Secara sosial, kata Hendardi, pemberian gelar itu bisa menciptakan kebingungan di kalangan generasi muda. Ia menilai hal ini berisiko membelokkan pemahaman sejarah politik Indonesia.
“Gelar pahlawan nasional bagi Soeharto seperti ‘menghapus’ sejarah kejahatan rezim di masa lalu dan menciptakan kontradiksi serta kebingunan kolektif tentang seorang pemimpin politik yang dilengserkan karena akumulasi kejahatan yang terjadi, namun pada saat yang sama sosok itu bergelar pahlawan nasional,” sambungnya.
Sebelumnya, Soeharto diusulkan sebagai calon Pahlawan Nasional 2025 oleh Kementerian Sosial (Kemensos) bersama Tim Peneliti dan Pengkaji Gelar Pusat (TP2GP) pada Maret 2025. Pengusulan ini disebut dilakukan secara berjenjang, mulai dari tingkat daerah hingga ke pemerintah pusat.
“Jadi memenuhi syarat melalui mekanisme. Ada tanda tangan Bupati, Gubernur, itu baru ke kita.

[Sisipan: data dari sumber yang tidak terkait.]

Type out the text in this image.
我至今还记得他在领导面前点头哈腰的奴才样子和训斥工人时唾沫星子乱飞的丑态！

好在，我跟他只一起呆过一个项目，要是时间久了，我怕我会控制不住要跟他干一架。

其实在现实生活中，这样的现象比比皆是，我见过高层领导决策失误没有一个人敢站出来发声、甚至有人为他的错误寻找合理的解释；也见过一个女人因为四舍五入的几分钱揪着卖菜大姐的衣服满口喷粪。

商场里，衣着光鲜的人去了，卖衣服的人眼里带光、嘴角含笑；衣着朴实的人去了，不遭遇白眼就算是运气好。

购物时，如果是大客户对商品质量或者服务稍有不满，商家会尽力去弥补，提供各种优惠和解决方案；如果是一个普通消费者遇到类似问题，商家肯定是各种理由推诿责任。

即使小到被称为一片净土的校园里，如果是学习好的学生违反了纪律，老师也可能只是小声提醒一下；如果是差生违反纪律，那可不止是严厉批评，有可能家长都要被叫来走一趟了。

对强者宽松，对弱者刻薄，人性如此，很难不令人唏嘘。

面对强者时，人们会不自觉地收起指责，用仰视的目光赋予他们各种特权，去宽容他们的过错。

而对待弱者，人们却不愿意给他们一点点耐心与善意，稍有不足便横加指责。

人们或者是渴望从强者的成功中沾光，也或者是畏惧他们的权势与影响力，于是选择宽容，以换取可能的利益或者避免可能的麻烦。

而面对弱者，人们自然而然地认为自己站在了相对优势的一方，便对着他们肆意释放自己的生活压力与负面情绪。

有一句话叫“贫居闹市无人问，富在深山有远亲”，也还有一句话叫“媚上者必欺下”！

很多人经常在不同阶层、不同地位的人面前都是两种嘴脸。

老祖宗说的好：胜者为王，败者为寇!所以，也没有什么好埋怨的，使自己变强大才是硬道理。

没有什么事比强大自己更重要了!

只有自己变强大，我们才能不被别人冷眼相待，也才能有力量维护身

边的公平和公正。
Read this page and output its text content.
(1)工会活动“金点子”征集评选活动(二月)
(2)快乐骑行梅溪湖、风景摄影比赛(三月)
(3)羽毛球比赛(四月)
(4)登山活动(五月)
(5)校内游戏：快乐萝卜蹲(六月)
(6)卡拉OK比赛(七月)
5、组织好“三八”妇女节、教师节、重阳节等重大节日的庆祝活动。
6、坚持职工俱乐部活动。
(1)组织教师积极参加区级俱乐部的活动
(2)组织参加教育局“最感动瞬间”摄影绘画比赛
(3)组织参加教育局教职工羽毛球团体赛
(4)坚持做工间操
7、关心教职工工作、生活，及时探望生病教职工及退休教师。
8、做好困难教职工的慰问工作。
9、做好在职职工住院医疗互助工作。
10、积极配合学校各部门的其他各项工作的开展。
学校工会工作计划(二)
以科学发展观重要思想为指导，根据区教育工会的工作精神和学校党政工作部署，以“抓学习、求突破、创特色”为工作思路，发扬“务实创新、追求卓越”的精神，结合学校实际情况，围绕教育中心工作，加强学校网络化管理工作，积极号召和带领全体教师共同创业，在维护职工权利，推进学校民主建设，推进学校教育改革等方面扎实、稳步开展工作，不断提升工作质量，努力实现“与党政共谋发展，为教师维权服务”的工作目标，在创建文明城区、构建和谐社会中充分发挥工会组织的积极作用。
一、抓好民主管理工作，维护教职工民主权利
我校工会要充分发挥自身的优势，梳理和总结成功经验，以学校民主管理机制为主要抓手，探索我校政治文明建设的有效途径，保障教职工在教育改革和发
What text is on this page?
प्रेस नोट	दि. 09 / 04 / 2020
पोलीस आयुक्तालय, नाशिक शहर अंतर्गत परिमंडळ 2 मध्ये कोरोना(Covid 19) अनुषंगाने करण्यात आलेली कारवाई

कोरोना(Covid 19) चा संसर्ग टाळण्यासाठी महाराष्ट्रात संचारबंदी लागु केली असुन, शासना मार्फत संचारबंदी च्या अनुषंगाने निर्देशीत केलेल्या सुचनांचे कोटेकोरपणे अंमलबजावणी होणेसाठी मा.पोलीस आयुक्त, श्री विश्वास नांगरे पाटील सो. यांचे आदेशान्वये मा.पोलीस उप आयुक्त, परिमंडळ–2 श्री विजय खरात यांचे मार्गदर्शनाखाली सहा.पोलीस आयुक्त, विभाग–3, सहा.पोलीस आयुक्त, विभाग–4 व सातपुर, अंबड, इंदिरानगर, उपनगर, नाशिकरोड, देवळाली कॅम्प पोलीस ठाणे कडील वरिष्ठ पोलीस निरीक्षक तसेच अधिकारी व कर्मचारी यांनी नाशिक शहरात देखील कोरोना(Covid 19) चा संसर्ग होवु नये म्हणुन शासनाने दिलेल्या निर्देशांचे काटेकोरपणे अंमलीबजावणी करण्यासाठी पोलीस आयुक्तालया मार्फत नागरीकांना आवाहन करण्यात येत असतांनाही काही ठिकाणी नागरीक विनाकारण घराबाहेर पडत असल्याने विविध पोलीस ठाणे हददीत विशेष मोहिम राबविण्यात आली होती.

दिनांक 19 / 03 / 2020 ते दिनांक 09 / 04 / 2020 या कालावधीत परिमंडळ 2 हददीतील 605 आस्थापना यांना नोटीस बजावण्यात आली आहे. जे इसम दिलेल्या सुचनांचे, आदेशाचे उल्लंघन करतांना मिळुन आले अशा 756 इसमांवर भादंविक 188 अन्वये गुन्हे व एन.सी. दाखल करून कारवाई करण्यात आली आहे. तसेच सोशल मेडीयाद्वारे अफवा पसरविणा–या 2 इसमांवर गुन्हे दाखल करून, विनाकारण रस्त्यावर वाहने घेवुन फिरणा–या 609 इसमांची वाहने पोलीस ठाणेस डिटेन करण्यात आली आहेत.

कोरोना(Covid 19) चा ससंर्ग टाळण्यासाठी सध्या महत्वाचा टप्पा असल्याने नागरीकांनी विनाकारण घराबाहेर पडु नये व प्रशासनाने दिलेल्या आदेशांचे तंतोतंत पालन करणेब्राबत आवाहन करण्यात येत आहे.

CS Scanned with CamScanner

Jadi memang prosesnya dari bawah,” ucap Menteri Sosial Saifullah Yusuf, dikutip dari situs resmi Kementerian Sosial.
Namun, wacana pemberian gelar Pahlawan Nasional kepada Soeharto ini menimbulkan polemik di masyarakat. Di samping jasa-jasanya sebagai presiden, sosok Soeharto diliputi kontroversi dan catatan hitam, terutama terkait pelanggaran hak asasi manusia serta dugaan korupsi.